Distinguished Member
DDNS (Dynamic DNS)

Your router's external "WAN" interface will be assigned a public Internet IP address by your ISP when you connect. (Some people refer to this as your "external" IP address.) That IP address is not yours for all time and it could change. ISP's are generally reluctant to give you a "fixed" public IP address, though some will if you pay them enough. Big companies all have there own, for example.

DNS is the process of translating human readable Internet domain names (all that ww.this.and.that.blah.blah) into what the machines actually use which is IP addresses.

If you wanted to make your resources available from the public Internet, probably the easiest way is to register your own DNS name with a service provider and as part of that process, you tell them what public Internet IP address you want the name to translate to.

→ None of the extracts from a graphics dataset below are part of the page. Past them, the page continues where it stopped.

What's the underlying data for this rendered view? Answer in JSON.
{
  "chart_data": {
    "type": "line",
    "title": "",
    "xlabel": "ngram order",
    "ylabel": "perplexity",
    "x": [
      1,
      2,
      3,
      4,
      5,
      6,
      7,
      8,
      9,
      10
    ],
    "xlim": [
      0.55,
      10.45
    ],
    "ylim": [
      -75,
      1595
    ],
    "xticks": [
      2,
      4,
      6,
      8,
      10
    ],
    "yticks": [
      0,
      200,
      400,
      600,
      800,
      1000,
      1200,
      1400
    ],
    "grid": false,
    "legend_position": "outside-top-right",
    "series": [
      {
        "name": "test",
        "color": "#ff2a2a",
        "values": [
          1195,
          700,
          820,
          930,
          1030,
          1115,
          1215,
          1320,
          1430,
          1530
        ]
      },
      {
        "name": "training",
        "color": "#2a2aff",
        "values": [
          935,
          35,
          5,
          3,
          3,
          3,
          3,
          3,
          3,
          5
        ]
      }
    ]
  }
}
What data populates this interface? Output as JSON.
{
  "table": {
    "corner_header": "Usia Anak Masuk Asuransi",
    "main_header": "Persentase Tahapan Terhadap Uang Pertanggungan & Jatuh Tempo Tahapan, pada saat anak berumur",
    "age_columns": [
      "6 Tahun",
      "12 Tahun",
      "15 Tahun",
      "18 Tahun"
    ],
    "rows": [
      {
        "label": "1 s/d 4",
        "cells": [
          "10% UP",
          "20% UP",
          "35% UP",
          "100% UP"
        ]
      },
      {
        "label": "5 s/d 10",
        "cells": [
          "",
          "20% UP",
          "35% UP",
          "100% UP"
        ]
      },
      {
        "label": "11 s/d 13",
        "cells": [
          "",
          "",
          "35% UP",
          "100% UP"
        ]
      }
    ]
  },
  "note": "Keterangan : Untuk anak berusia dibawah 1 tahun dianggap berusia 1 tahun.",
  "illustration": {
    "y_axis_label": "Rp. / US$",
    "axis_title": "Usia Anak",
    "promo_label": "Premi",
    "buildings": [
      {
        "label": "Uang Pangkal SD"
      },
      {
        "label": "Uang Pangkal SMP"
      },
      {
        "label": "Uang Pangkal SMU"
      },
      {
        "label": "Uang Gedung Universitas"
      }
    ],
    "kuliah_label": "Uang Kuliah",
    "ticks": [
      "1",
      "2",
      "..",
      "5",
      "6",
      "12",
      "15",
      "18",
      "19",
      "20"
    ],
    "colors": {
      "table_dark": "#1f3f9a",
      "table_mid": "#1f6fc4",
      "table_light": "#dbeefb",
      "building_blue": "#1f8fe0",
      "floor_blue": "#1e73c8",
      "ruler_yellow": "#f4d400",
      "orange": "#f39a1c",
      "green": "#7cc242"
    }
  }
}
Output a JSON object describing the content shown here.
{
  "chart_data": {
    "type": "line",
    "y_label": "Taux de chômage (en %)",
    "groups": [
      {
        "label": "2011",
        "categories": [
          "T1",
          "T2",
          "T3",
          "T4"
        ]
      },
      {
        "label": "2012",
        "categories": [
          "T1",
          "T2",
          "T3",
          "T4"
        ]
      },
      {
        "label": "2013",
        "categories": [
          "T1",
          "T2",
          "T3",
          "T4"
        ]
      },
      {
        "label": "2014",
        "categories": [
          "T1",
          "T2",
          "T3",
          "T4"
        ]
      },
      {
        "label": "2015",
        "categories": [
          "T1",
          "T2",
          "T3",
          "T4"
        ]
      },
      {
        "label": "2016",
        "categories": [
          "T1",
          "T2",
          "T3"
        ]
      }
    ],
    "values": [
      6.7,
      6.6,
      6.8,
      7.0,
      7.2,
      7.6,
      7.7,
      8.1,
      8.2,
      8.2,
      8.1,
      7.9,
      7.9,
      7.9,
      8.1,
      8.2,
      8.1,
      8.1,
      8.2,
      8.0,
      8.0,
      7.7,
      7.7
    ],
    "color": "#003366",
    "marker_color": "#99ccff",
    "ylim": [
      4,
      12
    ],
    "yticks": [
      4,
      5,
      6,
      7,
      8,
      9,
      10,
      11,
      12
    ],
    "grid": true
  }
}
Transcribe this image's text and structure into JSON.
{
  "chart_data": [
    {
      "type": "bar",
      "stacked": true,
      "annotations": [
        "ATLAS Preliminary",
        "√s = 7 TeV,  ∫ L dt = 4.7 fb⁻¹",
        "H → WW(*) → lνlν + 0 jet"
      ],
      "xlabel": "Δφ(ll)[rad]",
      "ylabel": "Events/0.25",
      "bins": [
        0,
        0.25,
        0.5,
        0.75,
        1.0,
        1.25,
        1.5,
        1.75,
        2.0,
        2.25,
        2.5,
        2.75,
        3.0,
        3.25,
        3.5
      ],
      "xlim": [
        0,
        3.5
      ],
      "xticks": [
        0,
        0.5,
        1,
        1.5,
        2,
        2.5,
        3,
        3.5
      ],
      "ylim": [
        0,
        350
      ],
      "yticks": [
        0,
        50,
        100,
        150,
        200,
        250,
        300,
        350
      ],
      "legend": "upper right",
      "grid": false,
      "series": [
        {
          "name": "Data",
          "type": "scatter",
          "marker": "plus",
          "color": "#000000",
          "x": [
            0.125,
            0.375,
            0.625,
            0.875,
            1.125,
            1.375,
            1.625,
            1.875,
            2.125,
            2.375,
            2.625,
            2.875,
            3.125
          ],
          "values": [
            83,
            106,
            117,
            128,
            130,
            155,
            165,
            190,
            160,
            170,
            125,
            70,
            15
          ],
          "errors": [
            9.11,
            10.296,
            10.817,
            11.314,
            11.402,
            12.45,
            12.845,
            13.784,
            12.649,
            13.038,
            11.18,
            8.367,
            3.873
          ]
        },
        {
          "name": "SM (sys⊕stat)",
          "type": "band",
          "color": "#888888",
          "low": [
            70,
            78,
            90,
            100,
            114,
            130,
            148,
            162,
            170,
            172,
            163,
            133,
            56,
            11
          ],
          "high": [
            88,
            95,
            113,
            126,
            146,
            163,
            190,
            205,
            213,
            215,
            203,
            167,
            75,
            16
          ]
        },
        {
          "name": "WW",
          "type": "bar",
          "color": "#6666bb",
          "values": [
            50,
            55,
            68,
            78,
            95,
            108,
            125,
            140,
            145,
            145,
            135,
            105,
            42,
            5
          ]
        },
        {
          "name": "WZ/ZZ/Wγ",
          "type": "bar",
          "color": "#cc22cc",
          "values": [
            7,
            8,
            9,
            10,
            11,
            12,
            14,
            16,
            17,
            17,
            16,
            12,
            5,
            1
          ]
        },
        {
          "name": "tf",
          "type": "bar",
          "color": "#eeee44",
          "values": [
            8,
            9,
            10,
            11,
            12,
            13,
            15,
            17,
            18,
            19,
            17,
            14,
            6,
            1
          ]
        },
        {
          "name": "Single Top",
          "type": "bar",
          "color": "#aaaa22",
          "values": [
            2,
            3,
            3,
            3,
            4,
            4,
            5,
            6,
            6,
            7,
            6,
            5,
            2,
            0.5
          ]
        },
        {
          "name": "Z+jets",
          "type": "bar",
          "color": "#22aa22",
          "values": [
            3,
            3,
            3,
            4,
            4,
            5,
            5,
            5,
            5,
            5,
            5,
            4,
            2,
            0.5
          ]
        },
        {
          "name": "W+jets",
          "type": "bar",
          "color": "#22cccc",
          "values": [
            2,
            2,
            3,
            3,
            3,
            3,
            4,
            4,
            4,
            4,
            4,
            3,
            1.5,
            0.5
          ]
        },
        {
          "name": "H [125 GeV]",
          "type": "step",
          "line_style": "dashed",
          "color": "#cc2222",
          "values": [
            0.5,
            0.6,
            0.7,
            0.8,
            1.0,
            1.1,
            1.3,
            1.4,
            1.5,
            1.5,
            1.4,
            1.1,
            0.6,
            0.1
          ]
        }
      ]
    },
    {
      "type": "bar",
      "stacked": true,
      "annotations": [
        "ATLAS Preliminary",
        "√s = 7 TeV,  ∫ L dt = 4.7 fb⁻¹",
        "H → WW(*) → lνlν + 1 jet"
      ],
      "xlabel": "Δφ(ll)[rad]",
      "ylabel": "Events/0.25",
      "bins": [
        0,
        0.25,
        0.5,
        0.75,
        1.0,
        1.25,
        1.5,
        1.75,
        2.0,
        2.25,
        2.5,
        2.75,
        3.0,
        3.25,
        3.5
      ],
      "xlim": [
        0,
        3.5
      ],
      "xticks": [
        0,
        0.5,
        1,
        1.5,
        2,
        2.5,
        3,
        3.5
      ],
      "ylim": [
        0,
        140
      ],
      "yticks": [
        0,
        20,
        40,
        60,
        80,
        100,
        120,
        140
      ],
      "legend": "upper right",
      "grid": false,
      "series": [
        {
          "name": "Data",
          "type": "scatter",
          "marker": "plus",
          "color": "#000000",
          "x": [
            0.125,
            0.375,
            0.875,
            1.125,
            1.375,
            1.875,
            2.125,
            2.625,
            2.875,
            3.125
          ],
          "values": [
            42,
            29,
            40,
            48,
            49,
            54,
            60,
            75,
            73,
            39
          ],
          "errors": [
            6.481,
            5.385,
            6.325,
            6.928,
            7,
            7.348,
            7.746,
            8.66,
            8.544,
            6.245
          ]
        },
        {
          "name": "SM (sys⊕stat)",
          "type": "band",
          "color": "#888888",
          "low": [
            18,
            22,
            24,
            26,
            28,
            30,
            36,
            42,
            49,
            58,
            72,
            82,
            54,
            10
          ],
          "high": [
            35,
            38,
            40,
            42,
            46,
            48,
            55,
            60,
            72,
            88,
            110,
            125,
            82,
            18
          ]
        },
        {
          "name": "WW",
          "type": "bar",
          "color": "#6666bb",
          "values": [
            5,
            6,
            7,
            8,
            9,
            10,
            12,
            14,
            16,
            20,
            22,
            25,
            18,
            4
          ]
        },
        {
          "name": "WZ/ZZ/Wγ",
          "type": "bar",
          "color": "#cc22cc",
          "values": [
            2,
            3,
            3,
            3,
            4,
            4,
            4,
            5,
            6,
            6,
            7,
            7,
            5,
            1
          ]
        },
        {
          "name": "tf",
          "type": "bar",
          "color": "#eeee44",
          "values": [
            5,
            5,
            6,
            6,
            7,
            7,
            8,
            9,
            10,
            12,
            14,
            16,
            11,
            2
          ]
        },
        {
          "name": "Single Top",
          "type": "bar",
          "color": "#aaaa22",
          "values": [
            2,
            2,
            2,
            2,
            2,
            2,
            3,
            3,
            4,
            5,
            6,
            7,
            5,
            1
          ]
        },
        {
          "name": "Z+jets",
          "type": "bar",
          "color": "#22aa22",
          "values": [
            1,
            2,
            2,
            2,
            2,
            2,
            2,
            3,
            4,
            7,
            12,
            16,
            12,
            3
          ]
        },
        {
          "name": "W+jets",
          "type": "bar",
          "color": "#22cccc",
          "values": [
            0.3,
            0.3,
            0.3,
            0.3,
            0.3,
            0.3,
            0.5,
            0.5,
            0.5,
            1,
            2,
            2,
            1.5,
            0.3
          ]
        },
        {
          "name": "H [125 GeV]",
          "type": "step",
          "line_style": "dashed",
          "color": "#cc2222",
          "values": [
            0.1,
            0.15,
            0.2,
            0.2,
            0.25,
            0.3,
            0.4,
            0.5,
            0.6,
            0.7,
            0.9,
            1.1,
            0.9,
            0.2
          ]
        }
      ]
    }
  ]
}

Because your public Internet IP address could change, it could render your DNS name inoperable if your ISP changed your public IP address and your DNS name now points to the "wrong" IP address.

DDNS is a mechanism to automatically keep your DNS name registration current such that if ever your IP address does change, a DDNS "client" running somewhere on your network will automatically update the DNS name provider to reflect the new IP address. You could technically run the "client" side of DDNS anywhere on your network (some NAS's do it for example) but it's neater if it's integrated into your router as the router is likely to detect the change of IP address quicker.

Some ISP's bundle a domain name registration and DDNS service as part of their offering.

Again, if you are not planning to permit things on the Internet access to your home network, you don't need DDNS and you don't need to register your own domain name.